Thursday, May 20, 2010

Kagan's RIAA brief revealed: 'As Nasty As They Wanna Be' fails to 'physically excite,' 'arouse'

The truth can finally be known: Elena Kagan is not "turn[ed] on" by 2 Live Crew. Not even by the Crew's 1989 masterwork As Nasty as They Wanna Be, which included such classics as "The Fuck Shop" ("There's only one place where we can go/Where the price is right just to fuck a ho."); "Dick Almighty" ("It's 15 inches long, eight inches thick/Last name almighty first name is dick."); and "If You Believe in Having Sex" (just click the damn link yourself; this is a family blog). For, as Kagan boldly proclaimed in a 1990 amicus brief she drafted for the RIAA, arguing that the album was not obscene under the three-prong Miller test:
Nasty does not physically excite anyone who hears it, much less arouse a shameful and morbid sexual response.
"Anyone"? Really??? (Not even her kinky BFF?)

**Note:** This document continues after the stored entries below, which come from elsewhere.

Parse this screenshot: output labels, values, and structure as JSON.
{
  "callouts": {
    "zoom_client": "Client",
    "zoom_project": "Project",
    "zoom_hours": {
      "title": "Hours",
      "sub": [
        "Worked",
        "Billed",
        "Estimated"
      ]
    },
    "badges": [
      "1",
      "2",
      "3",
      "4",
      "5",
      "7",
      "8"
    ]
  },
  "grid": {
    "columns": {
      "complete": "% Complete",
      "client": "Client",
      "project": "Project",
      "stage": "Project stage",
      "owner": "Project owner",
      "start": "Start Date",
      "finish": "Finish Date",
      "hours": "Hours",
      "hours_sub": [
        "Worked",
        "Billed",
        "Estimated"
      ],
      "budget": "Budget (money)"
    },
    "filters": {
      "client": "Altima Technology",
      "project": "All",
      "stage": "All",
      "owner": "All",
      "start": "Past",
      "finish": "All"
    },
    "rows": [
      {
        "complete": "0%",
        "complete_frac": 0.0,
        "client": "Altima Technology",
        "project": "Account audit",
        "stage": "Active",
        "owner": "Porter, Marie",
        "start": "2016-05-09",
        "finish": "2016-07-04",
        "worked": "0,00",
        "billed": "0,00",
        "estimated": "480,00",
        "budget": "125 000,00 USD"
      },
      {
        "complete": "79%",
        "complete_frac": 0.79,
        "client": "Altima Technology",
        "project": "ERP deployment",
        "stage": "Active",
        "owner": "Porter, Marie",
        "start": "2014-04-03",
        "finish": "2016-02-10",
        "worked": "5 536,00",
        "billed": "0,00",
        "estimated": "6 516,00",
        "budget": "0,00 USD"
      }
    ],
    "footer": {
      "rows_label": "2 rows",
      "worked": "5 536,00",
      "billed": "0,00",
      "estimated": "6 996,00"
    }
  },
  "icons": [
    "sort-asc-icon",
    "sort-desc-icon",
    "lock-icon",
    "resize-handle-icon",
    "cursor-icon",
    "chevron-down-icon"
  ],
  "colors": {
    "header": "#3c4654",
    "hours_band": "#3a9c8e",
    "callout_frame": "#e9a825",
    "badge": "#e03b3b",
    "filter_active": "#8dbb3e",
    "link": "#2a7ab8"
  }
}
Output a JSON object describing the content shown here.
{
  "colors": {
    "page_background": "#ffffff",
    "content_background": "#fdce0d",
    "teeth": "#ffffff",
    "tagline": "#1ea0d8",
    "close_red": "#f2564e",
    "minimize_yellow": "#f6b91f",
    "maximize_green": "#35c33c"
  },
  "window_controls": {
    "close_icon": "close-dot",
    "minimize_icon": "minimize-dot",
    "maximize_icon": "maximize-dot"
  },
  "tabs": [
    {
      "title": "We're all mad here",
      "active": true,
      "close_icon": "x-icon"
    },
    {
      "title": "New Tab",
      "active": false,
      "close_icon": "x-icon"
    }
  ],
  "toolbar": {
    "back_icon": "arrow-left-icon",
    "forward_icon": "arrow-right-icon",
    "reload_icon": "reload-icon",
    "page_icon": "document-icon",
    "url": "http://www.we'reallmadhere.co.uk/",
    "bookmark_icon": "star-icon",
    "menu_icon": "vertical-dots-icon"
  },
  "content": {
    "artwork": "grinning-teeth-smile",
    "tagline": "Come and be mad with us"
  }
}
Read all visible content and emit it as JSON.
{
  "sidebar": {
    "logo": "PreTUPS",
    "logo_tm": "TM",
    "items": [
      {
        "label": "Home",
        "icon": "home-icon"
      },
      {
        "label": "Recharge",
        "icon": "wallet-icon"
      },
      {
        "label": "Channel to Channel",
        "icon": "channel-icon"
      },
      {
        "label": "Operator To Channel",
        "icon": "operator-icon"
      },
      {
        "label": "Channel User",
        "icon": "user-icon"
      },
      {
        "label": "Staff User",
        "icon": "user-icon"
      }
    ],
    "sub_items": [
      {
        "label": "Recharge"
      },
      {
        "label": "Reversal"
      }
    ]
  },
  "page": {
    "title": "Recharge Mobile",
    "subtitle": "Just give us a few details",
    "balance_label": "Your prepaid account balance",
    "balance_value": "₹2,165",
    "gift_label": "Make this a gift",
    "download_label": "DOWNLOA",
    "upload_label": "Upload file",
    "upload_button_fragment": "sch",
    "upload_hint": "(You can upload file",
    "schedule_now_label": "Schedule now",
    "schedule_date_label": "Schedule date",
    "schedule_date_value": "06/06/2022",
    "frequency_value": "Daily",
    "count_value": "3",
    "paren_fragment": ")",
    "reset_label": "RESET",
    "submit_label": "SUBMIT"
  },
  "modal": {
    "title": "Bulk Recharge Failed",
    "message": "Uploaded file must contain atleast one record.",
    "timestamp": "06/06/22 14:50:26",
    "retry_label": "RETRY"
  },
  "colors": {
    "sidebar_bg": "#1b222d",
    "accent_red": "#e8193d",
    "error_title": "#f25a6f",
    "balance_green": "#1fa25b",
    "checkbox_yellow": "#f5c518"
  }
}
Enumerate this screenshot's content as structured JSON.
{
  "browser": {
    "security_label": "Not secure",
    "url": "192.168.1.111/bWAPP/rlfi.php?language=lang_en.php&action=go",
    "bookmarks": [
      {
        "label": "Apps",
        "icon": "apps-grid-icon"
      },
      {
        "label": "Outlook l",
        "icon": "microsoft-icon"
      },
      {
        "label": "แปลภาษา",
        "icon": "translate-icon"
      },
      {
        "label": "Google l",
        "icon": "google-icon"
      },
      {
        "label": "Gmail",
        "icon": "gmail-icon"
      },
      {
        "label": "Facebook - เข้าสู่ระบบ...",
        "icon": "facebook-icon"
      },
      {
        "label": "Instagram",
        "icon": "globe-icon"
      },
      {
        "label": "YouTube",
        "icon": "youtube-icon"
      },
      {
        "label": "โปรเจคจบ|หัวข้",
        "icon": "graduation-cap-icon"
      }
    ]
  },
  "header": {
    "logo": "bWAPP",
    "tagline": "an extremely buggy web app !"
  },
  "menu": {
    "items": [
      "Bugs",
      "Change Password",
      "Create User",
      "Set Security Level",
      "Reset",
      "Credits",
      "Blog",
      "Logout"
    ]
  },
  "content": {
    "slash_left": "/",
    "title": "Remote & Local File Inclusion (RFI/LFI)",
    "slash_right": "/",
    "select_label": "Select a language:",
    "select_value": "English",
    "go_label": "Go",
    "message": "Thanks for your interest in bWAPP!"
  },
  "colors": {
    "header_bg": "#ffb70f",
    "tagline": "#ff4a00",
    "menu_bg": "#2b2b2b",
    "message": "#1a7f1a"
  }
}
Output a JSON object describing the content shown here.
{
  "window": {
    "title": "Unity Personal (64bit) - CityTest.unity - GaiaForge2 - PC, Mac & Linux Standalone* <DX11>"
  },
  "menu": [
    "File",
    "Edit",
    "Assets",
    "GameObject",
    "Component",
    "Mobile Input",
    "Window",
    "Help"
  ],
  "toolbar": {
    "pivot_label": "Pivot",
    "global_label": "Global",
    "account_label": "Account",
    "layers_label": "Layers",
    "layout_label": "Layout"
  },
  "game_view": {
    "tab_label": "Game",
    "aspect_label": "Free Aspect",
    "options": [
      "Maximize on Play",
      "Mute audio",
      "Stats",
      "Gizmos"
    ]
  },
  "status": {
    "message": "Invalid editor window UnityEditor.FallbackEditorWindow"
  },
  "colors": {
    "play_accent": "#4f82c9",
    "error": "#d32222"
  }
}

Kagan (who presumably falls within the category of "anyone") may not be "excite[d]" or "arouse[d]" by the Crew's oeuvre, but she does, with a straight face, argue that it contains "serious artistic value." Oddly, though, she apparently couldn't find any examples of such in the album itself; she cites none. Rather, her brief, written while she was an associate at Williams & Connolly, relies on Leonard Bernstein for the proposition that all music has "inherent value" (with props to Justice Scalia for noting that "ratiocination has little to do with esthetics"). (All music has value; Nasty is music; therefore Nasty has value. Q.E.D.!) She also notes that at least one song has political value; apparently "Dick Almighty" ("They took a dick from California, transplanted that mutha fucka to Washington DC and it fucked the nation") was a reference to none other than our 37th president, Richard Milhous Nixon. Who knew??

Whatever one may think of Kagan's characterization of Nasty, one can't argue with success; the 11th Circuit bought her arguments. See Luke Records, Inc. v. Navarro, 960 F.2d 134 (11th Cir. 1992) (reversing district court's ruling that the album was obscene, see Skyywalker Records, Inc. v. Navarro, 739 F. Supp. 578 (S.D. Fla. 1990)).